Dominic Cooper takes on the role of the libidinous and John Wilmot, playwright and poet, the Second Earl of Rochester in The Libertine, currently showing at the Theatre Royal Haymarket. This enticing narrative of a hedonist, living life recklessly to the full in the spirit of the Restoration era  – offers a bawdy evening of fun and laughter.

Cooper commands the stage from the start exclaiming bluntly in his opening monologue to the audience, ‘You will not like me now and you will like me a good deal less as we go on.’ Indeed, alongside his outlandish and rakish poetry, the Earl of Rochester was renowned for his sharp wit and his excessive debauchery he even abducted his future wife – he died aged 33 from syphilis.

Throughout the play, I both pitied and admired both his unfortunate wife and mistress played by Ophelia Lovibond and Alice Bailey Johnson – they continuously cried and cursed at Wilmot for his transgressions,-  and yet found myself remaining utterly transfixed by Cooper’s cleverly crafted portrayal of the complex character. He delivers a seductive and unpredictable performance (I was on the edge of my seat from beginning to end) but also gives the audience permission to peer into his melancholic existence, a life of idleness and loneliness.
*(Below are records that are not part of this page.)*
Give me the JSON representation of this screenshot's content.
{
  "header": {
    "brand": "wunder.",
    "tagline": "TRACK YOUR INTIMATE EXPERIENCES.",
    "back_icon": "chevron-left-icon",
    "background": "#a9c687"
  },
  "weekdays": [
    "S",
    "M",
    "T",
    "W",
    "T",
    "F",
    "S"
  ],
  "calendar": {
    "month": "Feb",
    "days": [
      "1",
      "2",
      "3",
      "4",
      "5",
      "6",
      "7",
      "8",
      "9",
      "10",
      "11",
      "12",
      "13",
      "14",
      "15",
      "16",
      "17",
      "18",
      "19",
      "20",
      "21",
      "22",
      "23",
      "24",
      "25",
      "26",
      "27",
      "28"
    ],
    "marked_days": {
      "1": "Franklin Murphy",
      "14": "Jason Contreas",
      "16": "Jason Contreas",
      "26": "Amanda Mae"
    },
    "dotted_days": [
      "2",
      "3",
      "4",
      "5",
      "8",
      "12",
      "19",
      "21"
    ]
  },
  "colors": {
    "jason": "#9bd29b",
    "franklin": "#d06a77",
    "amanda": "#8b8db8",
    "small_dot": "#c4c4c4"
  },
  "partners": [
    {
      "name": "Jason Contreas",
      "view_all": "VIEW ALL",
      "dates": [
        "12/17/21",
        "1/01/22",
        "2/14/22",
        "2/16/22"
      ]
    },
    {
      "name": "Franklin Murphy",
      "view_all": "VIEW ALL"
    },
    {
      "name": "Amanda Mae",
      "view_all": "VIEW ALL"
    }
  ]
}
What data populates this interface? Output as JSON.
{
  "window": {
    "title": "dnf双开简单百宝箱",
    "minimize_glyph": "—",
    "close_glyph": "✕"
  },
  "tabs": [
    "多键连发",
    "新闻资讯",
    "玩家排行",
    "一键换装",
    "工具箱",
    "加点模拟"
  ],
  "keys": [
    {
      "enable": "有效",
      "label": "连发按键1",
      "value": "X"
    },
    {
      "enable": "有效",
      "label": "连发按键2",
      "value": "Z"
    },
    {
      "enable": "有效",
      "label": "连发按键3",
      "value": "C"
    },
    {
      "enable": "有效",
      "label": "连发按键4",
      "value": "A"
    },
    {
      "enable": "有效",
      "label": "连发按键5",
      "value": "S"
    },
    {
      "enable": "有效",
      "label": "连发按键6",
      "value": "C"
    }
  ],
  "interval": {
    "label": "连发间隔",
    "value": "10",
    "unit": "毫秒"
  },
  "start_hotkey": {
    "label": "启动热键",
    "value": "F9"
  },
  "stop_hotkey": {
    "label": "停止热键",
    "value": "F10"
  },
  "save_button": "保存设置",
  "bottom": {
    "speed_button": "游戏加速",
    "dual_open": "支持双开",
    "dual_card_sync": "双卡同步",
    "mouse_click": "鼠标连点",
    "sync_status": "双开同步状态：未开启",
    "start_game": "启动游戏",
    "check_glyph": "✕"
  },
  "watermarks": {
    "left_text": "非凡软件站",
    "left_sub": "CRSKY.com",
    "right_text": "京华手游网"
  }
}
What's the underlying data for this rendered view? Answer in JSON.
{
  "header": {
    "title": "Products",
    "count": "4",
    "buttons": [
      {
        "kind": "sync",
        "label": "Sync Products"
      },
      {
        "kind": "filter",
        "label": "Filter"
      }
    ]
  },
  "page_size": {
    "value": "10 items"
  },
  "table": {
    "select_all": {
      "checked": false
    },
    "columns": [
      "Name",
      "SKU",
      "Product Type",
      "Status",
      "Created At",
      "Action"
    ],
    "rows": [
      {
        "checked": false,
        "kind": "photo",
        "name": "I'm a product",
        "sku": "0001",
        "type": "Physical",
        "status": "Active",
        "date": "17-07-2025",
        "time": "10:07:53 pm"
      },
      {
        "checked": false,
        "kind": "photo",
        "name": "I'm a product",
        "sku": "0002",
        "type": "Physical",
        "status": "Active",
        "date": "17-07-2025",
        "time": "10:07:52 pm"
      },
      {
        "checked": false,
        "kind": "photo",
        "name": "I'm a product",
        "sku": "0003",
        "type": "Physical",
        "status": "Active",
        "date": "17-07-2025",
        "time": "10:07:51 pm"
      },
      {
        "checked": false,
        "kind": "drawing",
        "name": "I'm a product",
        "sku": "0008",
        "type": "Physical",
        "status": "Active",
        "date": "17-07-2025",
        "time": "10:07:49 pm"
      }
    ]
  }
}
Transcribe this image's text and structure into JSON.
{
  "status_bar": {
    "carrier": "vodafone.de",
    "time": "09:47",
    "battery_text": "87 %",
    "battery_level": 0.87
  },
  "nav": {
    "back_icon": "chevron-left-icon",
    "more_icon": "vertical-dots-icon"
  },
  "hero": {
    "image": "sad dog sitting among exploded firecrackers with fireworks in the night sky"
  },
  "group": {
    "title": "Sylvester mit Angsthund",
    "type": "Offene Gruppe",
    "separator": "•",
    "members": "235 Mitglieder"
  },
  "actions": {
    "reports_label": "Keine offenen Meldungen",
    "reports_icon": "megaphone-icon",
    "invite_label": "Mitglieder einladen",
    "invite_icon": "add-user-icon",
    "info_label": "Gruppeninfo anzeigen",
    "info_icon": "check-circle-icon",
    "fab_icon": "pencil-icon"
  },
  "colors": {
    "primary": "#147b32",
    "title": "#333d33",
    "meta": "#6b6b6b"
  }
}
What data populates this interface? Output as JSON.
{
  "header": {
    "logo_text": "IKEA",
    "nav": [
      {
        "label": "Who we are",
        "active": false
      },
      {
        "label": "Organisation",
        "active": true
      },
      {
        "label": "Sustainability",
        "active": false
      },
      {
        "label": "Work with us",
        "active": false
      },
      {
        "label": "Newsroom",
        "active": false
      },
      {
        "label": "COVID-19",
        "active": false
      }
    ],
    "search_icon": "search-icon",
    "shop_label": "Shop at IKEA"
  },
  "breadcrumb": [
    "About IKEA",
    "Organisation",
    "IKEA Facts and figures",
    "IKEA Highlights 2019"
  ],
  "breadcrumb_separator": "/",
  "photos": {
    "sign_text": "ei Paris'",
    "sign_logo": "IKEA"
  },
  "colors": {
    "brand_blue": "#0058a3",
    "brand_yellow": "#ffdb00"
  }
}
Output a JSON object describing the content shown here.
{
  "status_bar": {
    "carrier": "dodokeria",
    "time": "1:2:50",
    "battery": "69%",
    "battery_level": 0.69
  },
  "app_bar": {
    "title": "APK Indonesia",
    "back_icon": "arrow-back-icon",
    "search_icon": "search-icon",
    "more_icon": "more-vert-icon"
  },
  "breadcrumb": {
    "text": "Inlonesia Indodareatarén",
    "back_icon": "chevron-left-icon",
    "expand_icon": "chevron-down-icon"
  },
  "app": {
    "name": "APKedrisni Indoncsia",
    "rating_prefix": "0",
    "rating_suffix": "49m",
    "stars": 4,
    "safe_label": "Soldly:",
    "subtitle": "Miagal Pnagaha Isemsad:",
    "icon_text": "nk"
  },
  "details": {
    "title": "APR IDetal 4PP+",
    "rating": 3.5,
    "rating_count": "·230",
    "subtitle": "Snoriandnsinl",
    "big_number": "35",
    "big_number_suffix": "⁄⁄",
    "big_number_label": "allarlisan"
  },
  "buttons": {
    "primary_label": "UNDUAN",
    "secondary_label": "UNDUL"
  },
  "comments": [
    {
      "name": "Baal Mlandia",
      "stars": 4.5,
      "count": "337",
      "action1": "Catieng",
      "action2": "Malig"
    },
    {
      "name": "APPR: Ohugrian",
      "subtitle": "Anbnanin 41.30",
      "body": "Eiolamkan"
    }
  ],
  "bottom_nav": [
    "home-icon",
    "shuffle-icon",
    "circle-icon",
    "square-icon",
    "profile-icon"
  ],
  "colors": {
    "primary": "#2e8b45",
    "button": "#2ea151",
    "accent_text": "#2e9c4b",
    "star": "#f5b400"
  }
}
Towards the end of the play, Wilmot who is near death, lies flat on the stage throbbing and glugs from a vial of red wine before his wife proceeds to grab it from his reach and poor it all over him, coating him in his filth and shame.

The Libertine may have been a licentious and lewd with absolutely no morals whatsoever, but he was a force to be reckoned with, a man of his era who satirised Charles II’s court.

Warning – This play is not for the faint-hearted or prudish.

Catch The Libertine on at the Theatre Royal Haymarket now, ends 3rd December 2016.